Q: Are there any other ways I can start taking money from my IRA before age 59 ½ without a penalty.

A: Yes. You can also make penalty free withdrawals (before age 59 ½) in substantially equal installments, at least annually, based on your life expectancy or the joint life expectancy of you and your beneficiary. This withdrawal plan must continue for five years or until you reach 59 ½, whichever is longer. Thereafter you can take the money as needed.

Q: When must distributions begin?

A: You must receive the entire balance in your traditional IRA or start taking required minimum distributions from your IRA by April 1 of the year following the year in which you reach the age of 70½ to avoid being required to double up distributions so that the minimum distribution requirements are met. Failure to meet the minimum distribution requirement will result in a 50% IRS penalty on the amount not distributed.

Q: What happens to my IRA when I die?

A: If periodic distributions that satisfy the minimum distribution requirement have started and you die, any money remaining in your IRA must be distributed to the designated beneficiary at least as rapidly as under the method being used by you prior to your death.
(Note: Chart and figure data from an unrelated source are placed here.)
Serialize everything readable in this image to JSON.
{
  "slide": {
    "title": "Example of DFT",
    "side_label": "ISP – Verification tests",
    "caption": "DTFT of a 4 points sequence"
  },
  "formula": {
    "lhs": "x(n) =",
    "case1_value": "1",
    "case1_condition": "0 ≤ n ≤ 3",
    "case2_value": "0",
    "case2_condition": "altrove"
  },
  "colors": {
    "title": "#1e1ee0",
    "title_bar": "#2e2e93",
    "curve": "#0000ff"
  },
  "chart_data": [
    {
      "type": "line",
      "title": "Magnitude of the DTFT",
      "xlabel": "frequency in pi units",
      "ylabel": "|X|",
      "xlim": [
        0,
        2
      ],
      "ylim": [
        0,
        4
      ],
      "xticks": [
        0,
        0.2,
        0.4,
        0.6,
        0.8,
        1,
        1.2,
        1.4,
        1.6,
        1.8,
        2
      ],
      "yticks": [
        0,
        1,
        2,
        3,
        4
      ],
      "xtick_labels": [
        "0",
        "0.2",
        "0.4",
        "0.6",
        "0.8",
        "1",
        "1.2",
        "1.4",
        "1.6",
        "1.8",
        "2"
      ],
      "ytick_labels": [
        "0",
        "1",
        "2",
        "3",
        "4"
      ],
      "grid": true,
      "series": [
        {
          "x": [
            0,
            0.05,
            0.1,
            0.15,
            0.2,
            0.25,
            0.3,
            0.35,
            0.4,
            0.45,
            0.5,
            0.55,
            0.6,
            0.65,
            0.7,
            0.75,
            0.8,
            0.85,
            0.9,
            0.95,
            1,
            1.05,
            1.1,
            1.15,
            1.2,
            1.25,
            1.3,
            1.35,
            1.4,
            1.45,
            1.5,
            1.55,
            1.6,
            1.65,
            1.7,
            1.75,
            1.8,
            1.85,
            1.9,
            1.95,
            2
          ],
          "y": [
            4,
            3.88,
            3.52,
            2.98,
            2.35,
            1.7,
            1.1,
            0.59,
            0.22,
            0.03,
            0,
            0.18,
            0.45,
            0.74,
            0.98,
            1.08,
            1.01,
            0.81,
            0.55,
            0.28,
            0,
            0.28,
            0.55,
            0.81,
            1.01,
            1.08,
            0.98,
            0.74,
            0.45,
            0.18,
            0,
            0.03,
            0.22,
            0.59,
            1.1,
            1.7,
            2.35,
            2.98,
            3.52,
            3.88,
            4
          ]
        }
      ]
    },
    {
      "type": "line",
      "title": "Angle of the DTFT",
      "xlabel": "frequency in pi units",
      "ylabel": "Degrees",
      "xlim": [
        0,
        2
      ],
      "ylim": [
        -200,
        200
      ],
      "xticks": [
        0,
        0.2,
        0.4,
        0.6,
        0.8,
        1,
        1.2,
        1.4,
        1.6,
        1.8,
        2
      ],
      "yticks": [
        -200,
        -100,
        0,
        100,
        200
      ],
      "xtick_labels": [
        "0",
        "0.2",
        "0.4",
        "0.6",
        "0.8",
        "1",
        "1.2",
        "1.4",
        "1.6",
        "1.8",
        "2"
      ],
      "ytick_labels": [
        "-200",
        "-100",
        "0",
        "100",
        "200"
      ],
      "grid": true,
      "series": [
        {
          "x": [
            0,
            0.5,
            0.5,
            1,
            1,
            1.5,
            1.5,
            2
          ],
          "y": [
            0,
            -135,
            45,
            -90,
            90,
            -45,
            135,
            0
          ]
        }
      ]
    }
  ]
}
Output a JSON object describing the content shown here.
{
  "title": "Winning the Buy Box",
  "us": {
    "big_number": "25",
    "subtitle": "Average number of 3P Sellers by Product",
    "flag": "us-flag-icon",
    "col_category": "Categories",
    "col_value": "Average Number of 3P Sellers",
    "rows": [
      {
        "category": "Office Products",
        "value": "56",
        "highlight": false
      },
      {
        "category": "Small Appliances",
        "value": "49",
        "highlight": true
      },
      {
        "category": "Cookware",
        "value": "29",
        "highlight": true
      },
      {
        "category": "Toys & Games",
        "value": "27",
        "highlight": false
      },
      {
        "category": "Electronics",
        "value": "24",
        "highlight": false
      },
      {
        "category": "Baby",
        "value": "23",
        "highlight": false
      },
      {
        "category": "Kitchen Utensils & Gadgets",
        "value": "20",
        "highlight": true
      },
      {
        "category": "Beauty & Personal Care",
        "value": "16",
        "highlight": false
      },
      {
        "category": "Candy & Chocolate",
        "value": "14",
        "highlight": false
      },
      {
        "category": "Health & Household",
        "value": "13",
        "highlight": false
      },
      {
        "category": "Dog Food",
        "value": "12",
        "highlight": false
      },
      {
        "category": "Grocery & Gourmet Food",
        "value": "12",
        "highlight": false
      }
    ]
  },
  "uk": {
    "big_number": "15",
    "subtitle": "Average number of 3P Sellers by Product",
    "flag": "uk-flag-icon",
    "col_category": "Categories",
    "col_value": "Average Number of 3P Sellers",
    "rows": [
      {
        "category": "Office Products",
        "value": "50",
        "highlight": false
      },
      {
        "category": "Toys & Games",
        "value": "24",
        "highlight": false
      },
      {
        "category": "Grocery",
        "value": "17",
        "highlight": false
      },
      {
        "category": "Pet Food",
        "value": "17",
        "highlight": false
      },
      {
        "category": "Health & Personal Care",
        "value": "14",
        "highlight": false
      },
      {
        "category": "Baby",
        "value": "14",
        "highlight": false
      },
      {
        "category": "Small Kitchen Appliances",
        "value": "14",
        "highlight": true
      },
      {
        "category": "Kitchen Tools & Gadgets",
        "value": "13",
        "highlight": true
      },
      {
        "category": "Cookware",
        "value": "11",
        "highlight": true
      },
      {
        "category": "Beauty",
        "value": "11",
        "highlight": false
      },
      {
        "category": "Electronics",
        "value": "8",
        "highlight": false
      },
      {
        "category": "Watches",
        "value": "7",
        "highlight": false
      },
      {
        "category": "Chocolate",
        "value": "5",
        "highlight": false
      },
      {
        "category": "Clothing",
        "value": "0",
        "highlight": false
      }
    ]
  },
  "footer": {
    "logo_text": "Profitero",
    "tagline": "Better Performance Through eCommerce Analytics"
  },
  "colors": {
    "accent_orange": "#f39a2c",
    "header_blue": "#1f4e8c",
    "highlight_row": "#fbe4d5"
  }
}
If you die before distributions that satisfy the minimum distribution requirement have begun, the entire balance must be distributed to the designated beneficiary by either: 1. December 31 of the fifth year following the year of your death. 2. Over the life of the designated beneficiary or over a period not extending beyond the life expectancy of the designated beneficiary. 3. A spousal beneficiary can treat the IRA as his/her own and rollover the funds.